Olağandışı bir şey yapmadı; Orada havada süzüldü ve dünyaya yukarıdan bakmaktan başka bir şey yapmadı. Fakat bazı nedenlerden dolayı, ona bakan herkes sadece kendi ölümünün başlangıcını hissedebiliyordu.
O…
Ölümün kendisinden çok da farklı görünmüyordu.
“Kiminle tanışma zevkine sahibim.”
Figürün önünde, Prens Konjak yoktan var oldu. Oradaki diğer insanların aksine korkmuyordu. Puslu figür ürkütücü miktarda enerji yaysa da, Prens kendi fiziksel hünerine tam bir inanç duyuyordu.

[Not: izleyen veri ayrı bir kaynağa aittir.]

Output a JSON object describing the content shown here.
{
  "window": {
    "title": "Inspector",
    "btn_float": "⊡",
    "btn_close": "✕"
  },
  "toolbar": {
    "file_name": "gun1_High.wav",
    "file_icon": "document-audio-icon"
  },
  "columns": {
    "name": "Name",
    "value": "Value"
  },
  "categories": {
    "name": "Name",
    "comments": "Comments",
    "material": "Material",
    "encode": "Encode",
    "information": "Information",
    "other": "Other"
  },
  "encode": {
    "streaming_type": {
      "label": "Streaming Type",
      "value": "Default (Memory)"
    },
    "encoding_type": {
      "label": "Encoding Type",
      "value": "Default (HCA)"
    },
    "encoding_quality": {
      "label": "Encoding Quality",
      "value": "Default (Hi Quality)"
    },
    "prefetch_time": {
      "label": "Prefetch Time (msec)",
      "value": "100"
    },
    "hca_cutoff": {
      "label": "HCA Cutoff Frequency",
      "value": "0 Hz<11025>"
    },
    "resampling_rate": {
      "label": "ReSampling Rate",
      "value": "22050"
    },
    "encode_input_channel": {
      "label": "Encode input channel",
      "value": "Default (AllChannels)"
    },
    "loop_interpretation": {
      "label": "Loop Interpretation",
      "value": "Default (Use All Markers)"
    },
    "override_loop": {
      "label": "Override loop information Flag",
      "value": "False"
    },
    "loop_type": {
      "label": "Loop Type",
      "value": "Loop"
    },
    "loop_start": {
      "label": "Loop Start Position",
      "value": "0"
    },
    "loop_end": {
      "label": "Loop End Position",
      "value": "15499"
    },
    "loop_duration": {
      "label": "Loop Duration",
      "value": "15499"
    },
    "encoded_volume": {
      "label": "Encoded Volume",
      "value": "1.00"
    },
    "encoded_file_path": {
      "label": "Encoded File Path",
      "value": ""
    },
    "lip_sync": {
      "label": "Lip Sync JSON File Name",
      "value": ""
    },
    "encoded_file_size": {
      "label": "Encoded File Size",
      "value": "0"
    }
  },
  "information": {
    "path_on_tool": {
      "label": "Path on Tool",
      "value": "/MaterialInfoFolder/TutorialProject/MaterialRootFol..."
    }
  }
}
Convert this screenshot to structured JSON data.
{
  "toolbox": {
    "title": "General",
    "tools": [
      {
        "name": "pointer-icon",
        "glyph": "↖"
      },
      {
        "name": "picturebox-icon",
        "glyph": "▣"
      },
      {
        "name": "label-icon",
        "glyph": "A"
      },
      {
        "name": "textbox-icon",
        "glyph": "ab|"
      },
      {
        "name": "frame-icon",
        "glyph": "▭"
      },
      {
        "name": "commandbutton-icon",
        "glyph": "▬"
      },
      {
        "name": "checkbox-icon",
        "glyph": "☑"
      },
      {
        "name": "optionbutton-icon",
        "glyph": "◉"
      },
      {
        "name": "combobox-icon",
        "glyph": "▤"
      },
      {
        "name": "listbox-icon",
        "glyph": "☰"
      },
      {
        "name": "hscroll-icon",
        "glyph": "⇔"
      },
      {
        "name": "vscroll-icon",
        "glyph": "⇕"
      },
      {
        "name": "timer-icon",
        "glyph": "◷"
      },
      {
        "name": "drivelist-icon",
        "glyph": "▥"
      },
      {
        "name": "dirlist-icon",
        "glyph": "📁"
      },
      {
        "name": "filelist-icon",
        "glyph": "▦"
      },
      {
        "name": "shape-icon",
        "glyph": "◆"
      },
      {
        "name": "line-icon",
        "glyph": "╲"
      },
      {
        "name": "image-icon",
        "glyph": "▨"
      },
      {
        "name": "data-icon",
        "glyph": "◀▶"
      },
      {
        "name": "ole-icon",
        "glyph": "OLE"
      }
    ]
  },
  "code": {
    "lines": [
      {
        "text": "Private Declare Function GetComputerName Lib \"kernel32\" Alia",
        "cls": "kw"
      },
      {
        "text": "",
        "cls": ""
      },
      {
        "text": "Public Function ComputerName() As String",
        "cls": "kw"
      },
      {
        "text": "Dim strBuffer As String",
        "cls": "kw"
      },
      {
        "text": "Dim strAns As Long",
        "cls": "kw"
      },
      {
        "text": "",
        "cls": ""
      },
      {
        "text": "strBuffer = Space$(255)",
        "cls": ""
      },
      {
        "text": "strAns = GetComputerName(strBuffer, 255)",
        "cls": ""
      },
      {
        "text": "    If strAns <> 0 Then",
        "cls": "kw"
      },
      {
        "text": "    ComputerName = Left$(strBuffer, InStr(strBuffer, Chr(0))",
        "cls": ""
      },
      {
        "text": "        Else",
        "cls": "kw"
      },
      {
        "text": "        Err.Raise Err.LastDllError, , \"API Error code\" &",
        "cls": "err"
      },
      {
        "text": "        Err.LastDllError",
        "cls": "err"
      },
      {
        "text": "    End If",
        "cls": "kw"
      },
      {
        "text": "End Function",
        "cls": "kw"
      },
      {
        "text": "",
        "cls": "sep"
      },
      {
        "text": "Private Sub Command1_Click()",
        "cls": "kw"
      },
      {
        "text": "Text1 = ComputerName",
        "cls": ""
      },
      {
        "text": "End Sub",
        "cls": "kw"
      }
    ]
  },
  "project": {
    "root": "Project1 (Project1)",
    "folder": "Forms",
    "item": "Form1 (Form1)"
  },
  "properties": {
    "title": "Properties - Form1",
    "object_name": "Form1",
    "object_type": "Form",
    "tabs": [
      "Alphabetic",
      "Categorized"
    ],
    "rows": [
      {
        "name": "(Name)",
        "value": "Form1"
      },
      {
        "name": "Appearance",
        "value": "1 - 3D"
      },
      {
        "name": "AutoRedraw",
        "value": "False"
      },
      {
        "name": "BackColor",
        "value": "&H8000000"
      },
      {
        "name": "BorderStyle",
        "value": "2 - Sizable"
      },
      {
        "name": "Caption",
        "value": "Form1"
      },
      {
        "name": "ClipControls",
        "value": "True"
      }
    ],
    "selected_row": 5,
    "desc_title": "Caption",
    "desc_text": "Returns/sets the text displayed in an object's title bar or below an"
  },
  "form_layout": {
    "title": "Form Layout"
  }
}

Kaybedeceğini düşünmüyordu.
“Benden istediğin bir şey var mı?”
diye sordu Prens Konjak kibarca.
İfadesi mutluluktu ve genel olarak sakin ve aklı başında görünüyordu. Vücudu gergin olduğu için bunun sadece bir numara olduğu açıktı.
Gücüne biraz güvendiği doğruydu, ama bu savaştan yara almadan çıkacağı anlamına gelmiyordu.
Kavga sonucunda sakat kalma ihtimali yüksekti ve eğer yapabilirse, ne pahasına olursa olsun böyle bir senaryodan kaçınmayı çok isterdi.
“Sen annesi tarafından gönderilen biri misin…’
“Değilim.”
Figür sonunda konuştu ve sessiz sesi ikisinin bulunduğu alanda yankılandı.
gümbürtüsü…!
Gökyüzünde bir titreme oldu ve birdenbire elinde bir kılıç belirdi.
İpucu Prens’i işaret etti; Figür tekrar ağzını açtı.
“Sadece tek bir şeye ihtiyacım var.”
dedi, soğuk sesi boşlukta yumuşak fısıltılar gibi sürükleniyordu.
“… Ölmen için.”
SHIIING…”
Sözleri kaybolurken, Prens Konjak’ın etrafındaki dünya alt üst olmaya başladı. Kısa bir süre sonra, vücudu gibi görünen şeye bir bakış attı ve kendi kendine merak etti.